Ia tidak memungkiri bila pelayanan BPJS kesehatan di daerah kurang adanya singkronisasi data base antara BPJS dengan dinas-dinas terkait.
“Kami berharap Masyarakat mudah mendapat pelayanan yang layak tanpa klaster klaster berbeda. Sedangkan, saat ini sistem data base BPJS belum sinkron dan terintregasi dengan data base milik Dinsos dan Disdukcapil,” imbuhnya.
Ketua komisi IV DPRD Tuban, Sri Astuti setelah mendengarkan sembilan tuntutan yang di sampaikan perwakilan LMND dan SRMI menyimpulkan bahwa Iuran bulanan dalam BPJS yang sudah naik membuat daya beli masyarakat menurun. Terjadinya migrasi kepersertaan BPJS kesehatan dari kelas I turun ke II kelas II turun kelas III dan Kelas III tidak menjaminan kemandirian.
“Kenaikan BPJS nasional memberatkan masyarakat yang berada di Daerah,” tegasnya.

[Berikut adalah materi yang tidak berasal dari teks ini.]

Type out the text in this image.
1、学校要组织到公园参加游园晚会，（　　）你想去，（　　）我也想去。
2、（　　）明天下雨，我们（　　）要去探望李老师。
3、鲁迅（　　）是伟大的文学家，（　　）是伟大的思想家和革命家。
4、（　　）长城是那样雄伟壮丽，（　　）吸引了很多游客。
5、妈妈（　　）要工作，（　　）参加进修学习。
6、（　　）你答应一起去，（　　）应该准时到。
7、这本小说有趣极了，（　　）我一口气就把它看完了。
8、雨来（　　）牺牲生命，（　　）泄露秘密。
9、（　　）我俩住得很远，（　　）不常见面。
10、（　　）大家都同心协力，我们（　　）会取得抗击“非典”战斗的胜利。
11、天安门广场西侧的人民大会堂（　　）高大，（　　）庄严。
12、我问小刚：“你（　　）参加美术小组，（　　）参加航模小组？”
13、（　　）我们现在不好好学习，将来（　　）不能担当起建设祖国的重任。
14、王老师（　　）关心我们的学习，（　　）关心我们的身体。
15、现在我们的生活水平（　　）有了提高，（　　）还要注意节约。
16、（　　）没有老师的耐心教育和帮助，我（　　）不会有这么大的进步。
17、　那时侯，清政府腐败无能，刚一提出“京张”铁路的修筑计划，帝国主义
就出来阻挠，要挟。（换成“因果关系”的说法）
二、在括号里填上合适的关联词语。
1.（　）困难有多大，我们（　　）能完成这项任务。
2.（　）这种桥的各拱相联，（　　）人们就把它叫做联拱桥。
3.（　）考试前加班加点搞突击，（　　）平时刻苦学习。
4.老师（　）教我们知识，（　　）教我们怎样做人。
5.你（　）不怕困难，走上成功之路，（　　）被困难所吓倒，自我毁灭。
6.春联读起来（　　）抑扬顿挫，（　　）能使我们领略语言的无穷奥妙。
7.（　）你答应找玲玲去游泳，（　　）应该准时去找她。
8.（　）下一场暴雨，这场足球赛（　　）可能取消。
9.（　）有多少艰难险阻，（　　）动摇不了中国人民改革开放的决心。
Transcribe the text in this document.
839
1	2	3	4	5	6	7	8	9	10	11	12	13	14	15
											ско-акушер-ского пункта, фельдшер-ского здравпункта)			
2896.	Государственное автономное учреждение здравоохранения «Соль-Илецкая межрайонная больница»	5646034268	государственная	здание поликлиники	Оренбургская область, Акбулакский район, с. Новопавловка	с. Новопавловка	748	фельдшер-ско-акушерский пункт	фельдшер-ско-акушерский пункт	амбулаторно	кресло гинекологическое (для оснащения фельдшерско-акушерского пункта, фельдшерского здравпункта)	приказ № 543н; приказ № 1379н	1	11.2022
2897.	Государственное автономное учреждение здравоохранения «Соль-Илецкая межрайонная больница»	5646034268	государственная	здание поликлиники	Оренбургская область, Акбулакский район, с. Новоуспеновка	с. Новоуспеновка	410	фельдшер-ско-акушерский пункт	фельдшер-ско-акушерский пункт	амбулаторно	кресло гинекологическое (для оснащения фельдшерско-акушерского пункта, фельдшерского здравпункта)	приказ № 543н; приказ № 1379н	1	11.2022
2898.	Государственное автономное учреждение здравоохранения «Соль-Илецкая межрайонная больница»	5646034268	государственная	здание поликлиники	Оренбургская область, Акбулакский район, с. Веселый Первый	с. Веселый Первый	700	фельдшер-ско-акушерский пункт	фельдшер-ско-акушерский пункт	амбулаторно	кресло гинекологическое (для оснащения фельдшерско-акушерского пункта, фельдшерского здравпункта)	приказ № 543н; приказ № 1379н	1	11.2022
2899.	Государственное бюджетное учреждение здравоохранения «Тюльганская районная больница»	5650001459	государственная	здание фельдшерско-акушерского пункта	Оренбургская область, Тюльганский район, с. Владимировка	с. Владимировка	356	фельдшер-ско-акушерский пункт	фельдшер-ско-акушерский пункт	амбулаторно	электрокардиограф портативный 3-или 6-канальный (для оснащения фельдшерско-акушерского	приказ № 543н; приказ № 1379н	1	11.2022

Tak hanya memberatkan peserta BPJS, klaim pembayaran tidak tepat waktu pada faskes. Selain itu, BPJS di nilai memeras rakyat dengan iuran bulanan memberatkan warga karena peserta BPJS menyisihkan pendapatannya sebesar 20 persen menanggung seluruh anggota dalam satu kepala keluarga.
“BPJS kesehatan adalah jaminan kesehatan hukum publik. Maka, badan tersebut bukan PT atau BUMN yang bertugas mencari ke untungan. Hak sehat menjadi hak warga negara dan negara menjamin hal itu menurut UU,” cetusnya
Sanksi-sanksi yang di berikan BPJS Kesehatan bagi peserta yang tidak membayar iuran tepat waktu akan di kenai sanksi tidak boleh ngurus SIM atau pelayanan publik lain ” merupakan bentuk perampasan hak warga negara,” sambungnya
Kalau sistemnya saja tidak baik dan tidak tepat seperti ini, bagaimana kami selaku pengawas (DPRD) dapat memberi pelayanan baik terhadap masyarakat di daerah.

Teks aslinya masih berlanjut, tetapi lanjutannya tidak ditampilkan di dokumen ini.